Nowe techniki oszustw
2004-09-14 14:06
Przeczytaj także: Polityczni naciągacze
"Obserwujemy wśród klientów coraz większą świadomość ryzyka związanego ze spamem i pocztą elektroniczną, więc spamerzy muszą tworzyć nowe techniki, aby wyłudzić poufne dane od użytkowników" powiedziała Susan Larson, wiceprezes ds. baz danych treści internetowych SurfControl.Scam rzekomo wysyłany z przeglądarki Google, odkryty w ostatnim tygodniu sierpnia, pojawiał się w skrzynkach odbiorczych z tytułem "Google, # 1 Search Engine." W wiadomości zalecano użytkownikom pobranie najnowszej wersji paska narzędziowego Google Toolbar, który zablokuje reklamy typu pop-up i oprogramowanie szpiegujące (spyware). Użytkownicy kierowani byli do strony WWW, gdzie miał się odbyć proces aktualizacji narzędzia. SurfControl ostrzega, że sugerowany do pobrania plik jest poważnie zainfekowany wirusami.

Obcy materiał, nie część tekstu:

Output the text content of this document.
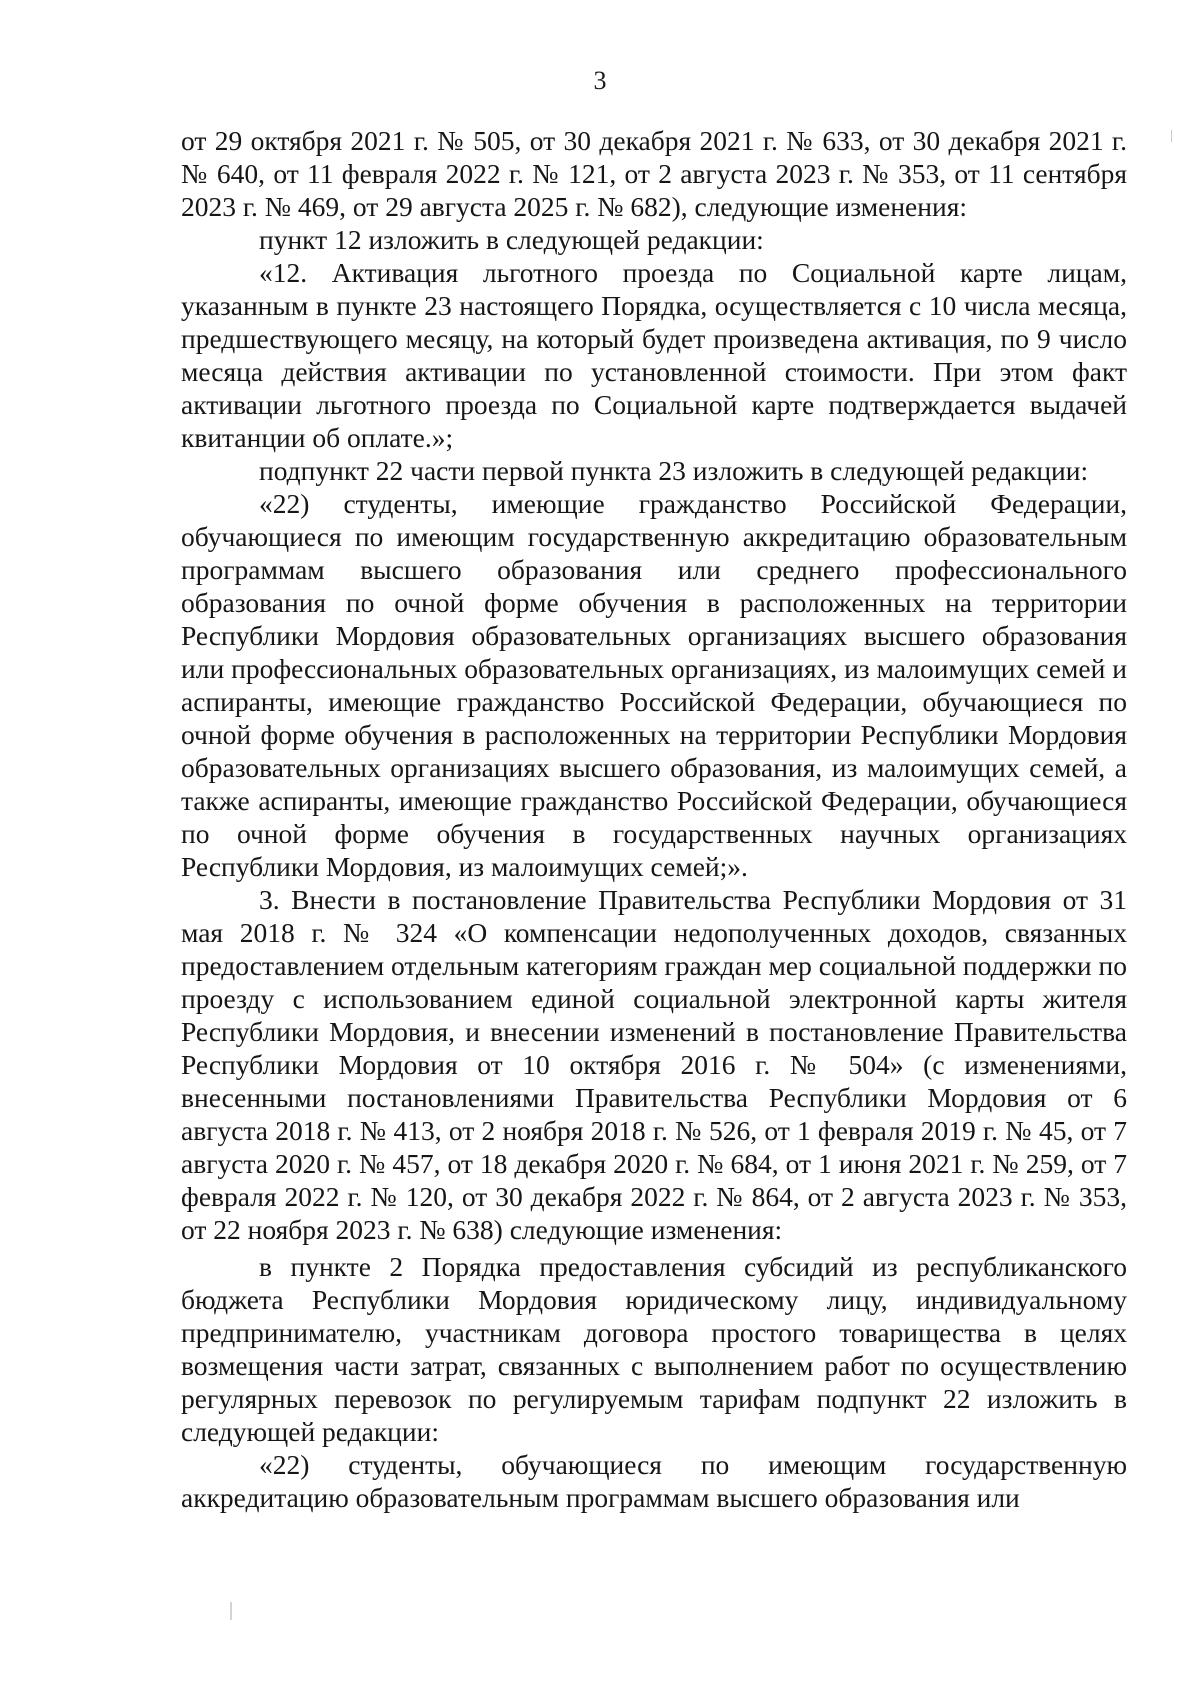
3

от 29 октября 2021 г. № 505, от 30 декабря 2021 г. № 633, от 30 декабря 2021 г. № 640, от 11 февраля 2022 г. № 121, от 2 августа 2023 г. № 353, от 11 сентября 2023 г. № 469, от 29 августа 2025 г. № 682), следующие изменения:

пункт 12 изложить в следующей редакции:

«12. Активация льготного проезда по Социальной карте лицам, указанным в пункте 23 настоящего Порядка, осуществляется с 10 числа месяца, предшествующего месяцу, на который будет произведена активация, по 9 число месяца действия активации по установленной стоимости. При этом факт активации льготного проезда по Социальной карте подтверждается выдачей квитанции об оплате.»;

подпункт 22 части первой пункта 23 изложить в следующей редакции:

«22) студенты, имеющие гражданство Российской Федерации, обучающиеся по имеющим государственную аккредитацию образовательным программам высшего образования или среднего профессионального образования по очной форме обучения в расположенных на территории Республики Мордовия образовательных организациях высшего образования или профессиональных образовательных организациях, из малоимущих семей и аспиранты, имеющие гражданство Российской Федерации, обучающиеся по очной форме обучения в расположенных на территории Республики Мордовия образовательных организациях высшего образования, из малоимущих семей, а также аспиранты, имеющие гражданство Российской Федерации, обучающиеся по очной форме обучения в государственных научных организациях Республики Мордовия, из малоимущих семей;».

3. Внести в постановление Правительства Республики Мордовия от 31 мая 2018 г. № 324 «О компенсации недополученных доходов, связанных предоставлением отдельным категориям граждан мер социальной поддержки по проезду с использованием единой социальной электронной карты жителя Республики Мордовия, и внесении изменений в постановление Правительства Республики Мордовия от 10 октября 2016 г. № 504» (с изменениями, внесенными постановлениями Правительства Республики Мордовия от 6 августа 2018 г. № 413, от 2 ноября 2018 г. № 526, от 1 февраля 2019 г. № 45, от 7 августа 2020 г. № 457, от 18 декабря 2020 г. № 684, от 1 июня 2021 г. № 259, от 7 февраля 2022 г. № 120, от 30 декабря 2022 г. № 864, от 2 августа 2023 г. № 353, от 22 ноября 2023 г. № 638) следующие изменения:

в пункте 2 Порядка предоставления субсидий из республиканского бюджета Республики Мордовия юридическому лицу, индивидуальному предпринимателю, участникам договора простого товарищества в целях возмещения части затрат, связанных с выполнением работ по осуществлению регулярных перевозок по регулируемым тарифам подпункт 22 изложить в следующей редакции:

«22) студенты, обучающиеся по имеющим государственную аккредитацию образовательным программам высшего образования или
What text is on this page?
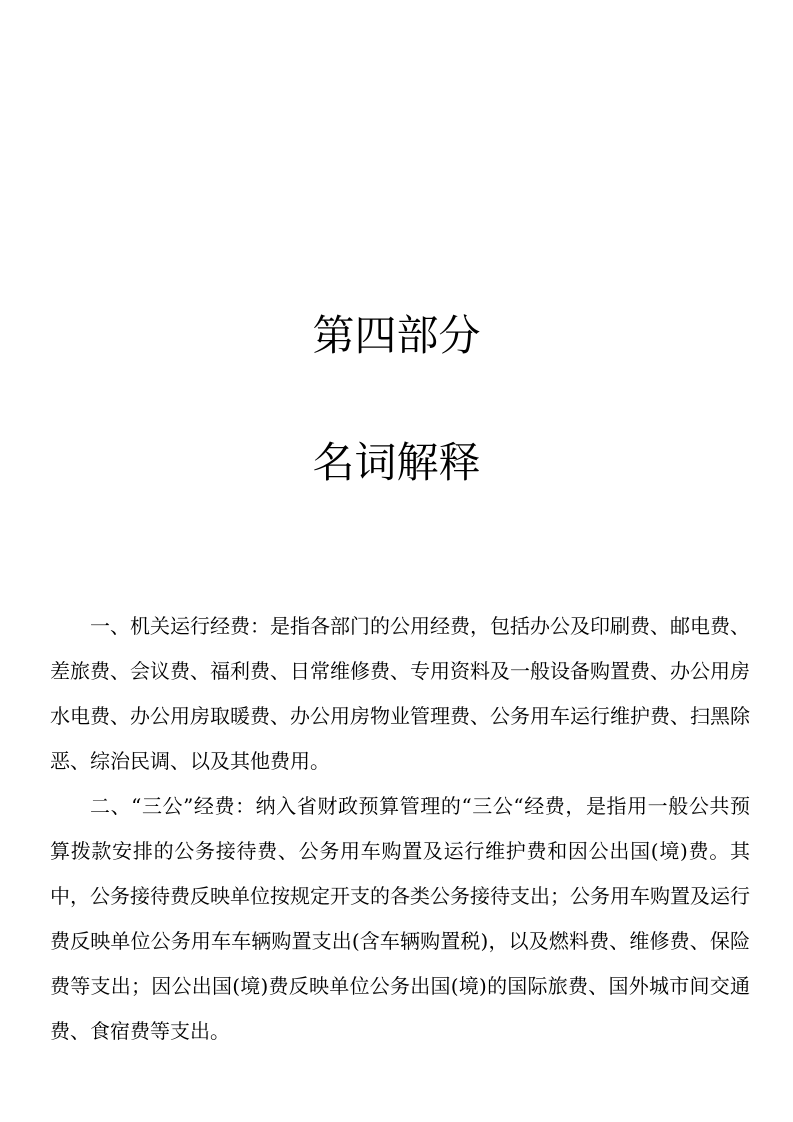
第四部分
名词解释

一、机关运行经费：是指各部门的公用经费，包括办公及印刷费、邮电费、差旅费、会议费、福利费、日常维修费、专用资料及一般设备购置费、办公用房水电费、办公用房取暖费、办公用房物业管理费、公务用车运行维护费、扫黑除恶、综治民调、以及其他费用。

二、“三公”经费：纳入省财政预算管理的“三公“经费，是指用一般公共预算拨款安排的公务接待费、公务用车购置及运行维护费和因公出国(境)费。其中，公务接待费反映单位按规定开支的各类公务接待支出；公务用车购置及运行费反映单位公务用车车辆购置支出(含车辆购置税)，以及燃料费、维修费、保险费等支出；因公出国(境)费反映单位公务出国(境)的国际旅费、国外城市间交通费、食宿费等支出。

Zespół badawczy SurfControl zanotował kilka aspektów tej wiadomości e-mail pokazujących, że jest on mistyfikacją. Adres nadawcy wskazywał raczej na jedną osobę niż zespół Google. Ponadto adres IP odnośnika, skąd użytkownicy mieli pobrać plik pasował do podejrzanych stron WWW sprzedających podręczniki typu "The Essential Underground Handbook" (przewodnik prezentujący schematy oszustw).
Analitycy SurfControl odkryli również, że spamerzy coraz częściej wykorzystują zdjęcia i grafiki w swoich wiadomościach, zamiast standardu HTML. Technika ta pozwala spamerom ominąć ochronę antyspamową oferowaną przez Microsoft Outlook 2003, który może zablokować podejrzaną grafikę bazującą na HTML. Ponadto, odkąd tekst jest integralną częścią grafiki, nie podlega również funkcjom skanowania tekstu stosowanym w tradycyjnych filtrach antyspamowych.
Nowe techniki zostały znalezione w trzech szeroko rozprzestrzeniających się wiadomościach typu spam w ubiegłym tygodniu. Jedna z nich reprezentowała niebezpieczną odmianę scamu, tzw. "phishing" i wykorzystywała markę jednego z banków amerykańskich w celu przechwycenia poufnych informacji na temat jego klientów. Pozostałe wiadomości były reklamami środków poprawiających potencję.
"Kiedy mowa o spamie, stara maksyma - obraz wart jest tysiąca słów - staje się prawdą." powiedziała Susan Larson "Sądzimy, że spamerzy osiągną wysoki wskaźnik przechwycenia poufnych danych włączając grafikę do swoich wiadomości w ten sposób."